Ben, gittiği için hiç kimseye kızmıyorum, dahası onları anlamaya çalışıyorum.
Fakat her gidenle beraber bir kere daha hüzün çöküyor içime, üzülüyorum.
Bu kadim, bu büyük, bu güzel şehri, devasa sorunları ile başbaşa bırakıyorlar.
Gerçi kalanların ne kadarı bu sorunların çözümü için uğraşıyor ki? Biliyorum, bunların bir kısmı bizzat kendileri sorun, hatta sorunların kaynağı.
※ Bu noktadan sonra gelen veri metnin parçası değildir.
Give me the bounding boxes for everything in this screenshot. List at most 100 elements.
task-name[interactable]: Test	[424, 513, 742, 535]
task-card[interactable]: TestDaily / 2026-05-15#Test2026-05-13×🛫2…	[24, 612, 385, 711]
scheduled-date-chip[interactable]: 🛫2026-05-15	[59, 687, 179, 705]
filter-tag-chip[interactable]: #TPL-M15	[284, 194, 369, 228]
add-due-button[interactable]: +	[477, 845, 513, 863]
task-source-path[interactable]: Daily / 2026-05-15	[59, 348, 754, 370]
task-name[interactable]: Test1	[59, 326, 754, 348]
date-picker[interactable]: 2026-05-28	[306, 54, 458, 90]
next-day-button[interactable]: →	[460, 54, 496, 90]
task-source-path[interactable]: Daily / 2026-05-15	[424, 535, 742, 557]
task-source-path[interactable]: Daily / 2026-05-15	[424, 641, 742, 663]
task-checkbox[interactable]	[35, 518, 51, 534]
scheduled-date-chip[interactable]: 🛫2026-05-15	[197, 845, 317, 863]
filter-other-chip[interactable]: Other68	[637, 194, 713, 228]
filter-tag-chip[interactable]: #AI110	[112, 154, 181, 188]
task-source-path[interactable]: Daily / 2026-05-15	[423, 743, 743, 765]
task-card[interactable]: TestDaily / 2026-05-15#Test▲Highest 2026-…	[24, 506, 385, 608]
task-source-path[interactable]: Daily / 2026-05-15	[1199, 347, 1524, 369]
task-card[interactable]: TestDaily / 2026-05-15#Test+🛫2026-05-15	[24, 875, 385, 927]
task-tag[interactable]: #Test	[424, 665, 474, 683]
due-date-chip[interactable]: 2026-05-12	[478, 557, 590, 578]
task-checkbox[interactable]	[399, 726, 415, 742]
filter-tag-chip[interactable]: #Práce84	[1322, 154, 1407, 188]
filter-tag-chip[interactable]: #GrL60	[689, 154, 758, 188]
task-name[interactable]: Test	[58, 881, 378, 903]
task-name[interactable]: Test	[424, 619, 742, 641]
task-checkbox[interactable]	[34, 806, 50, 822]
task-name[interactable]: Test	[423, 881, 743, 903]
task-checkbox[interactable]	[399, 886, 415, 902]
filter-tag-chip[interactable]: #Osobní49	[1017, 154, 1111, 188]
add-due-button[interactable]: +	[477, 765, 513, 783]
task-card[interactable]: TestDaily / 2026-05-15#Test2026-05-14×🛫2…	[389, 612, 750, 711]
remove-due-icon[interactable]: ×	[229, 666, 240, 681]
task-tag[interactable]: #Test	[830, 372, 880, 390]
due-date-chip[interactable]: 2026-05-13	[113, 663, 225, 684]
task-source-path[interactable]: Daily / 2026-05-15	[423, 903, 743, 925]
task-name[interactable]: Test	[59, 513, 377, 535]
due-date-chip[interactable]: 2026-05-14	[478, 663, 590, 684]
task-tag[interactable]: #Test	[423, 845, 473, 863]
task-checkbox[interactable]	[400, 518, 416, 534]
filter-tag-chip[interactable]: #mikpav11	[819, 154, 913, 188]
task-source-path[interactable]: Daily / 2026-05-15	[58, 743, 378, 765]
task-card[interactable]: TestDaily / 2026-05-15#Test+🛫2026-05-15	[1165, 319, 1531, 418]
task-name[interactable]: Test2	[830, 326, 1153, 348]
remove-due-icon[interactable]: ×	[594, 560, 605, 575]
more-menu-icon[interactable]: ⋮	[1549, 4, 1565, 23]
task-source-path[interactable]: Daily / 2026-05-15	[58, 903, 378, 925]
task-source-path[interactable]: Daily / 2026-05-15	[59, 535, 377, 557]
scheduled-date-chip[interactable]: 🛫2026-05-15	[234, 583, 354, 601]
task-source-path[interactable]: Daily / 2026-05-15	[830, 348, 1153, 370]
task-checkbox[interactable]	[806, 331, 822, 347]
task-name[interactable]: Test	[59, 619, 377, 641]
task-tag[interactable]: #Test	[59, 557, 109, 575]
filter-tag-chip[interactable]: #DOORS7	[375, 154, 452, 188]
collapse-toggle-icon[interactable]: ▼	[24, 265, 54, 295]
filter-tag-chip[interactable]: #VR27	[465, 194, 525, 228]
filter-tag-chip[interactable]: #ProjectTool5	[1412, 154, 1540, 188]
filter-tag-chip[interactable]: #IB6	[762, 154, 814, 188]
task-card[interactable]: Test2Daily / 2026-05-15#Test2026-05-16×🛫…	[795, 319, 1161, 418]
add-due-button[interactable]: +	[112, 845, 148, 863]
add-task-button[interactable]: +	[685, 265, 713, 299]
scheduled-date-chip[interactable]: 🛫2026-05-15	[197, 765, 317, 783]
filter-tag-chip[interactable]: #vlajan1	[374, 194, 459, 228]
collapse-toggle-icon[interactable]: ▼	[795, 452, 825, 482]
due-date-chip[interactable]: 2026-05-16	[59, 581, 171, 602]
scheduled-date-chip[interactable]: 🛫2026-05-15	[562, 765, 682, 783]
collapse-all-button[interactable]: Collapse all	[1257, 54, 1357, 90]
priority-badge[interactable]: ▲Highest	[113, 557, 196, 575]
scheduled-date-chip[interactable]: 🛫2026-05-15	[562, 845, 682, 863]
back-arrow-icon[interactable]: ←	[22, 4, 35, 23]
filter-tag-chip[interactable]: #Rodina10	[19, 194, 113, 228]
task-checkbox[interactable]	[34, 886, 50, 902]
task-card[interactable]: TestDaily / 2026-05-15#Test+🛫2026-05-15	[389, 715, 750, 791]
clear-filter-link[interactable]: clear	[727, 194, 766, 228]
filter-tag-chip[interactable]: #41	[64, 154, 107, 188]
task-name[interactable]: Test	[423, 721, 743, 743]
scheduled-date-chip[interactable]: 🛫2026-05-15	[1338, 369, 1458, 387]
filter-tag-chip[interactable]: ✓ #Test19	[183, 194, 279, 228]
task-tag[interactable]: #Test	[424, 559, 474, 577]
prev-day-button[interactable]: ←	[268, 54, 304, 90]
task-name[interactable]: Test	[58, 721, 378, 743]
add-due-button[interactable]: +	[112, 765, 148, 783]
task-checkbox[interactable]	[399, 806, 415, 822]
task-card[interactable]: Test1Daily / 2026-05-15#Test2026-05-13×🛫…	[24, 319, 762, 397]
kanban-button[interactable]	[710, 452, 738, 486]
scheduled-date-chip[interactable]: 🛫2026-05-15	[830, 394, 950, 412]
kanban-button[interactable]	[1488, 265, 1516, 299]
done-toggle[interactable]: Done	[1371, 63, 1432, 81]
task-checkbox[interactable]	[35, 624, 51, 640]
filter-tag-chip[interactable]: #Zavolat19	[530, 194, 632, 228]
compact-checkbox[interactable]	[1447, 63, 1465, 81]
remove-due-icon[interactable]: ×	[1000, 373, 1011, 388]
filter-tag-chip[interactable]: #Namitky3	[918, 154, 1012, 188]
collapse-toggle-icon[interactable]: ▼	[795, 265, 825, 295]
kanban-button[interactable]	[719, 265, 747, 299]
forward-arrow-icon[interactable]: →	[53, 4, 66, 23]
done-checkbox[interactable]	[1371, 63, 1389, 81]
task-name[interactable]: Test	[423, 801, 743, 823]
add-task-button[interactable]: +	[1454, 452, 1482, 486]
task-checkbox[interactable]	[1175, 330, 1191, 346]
Yine de Urfa, uğruna mücadele edilmeyi hak eden bir şehir.
Gidenlere ve gitmeyi düşünenlere bir sorum var: Urfa’nızı kime bırakıyorsunuz?”
Benim Urfa için söylediğim şeyleri hemen hemen bütün Anadolu şehirleri yaşıyor. Aslında bütün dünyada yaşanıyor. İnsanlar eskiden köyden şehre bile zor gelirken, şimdi şehirler arası çok sıradanlaşmış, ülkeler arası bile normalleşiyor. Artık uzayda yaşamaktan söz ediliyor. Dünya değişimini sürdürüyor. Buna bağlı olarak insan da değişiyor, insanlık da… Biz, bizden öncekilerden farklı bir hayatı yaşıyoruz. Bizden sonrakiler bizden çok daha farklı bir hayatı yaşayacaklar. Peki, Eski Urfa ne olacak? Erdem ne olacak? Her baba gibi çocuklarımın üzerine çırpınıyorum. Hayatta iken elimden geleni yapıyorum ama ya benden sonra? Bu sefer çabuk toparladım kendimi. Baktım geçmişle gelecek arasında gidiş gelişler uzun sürecek, ikisini de bırakıp bugüne döndüm.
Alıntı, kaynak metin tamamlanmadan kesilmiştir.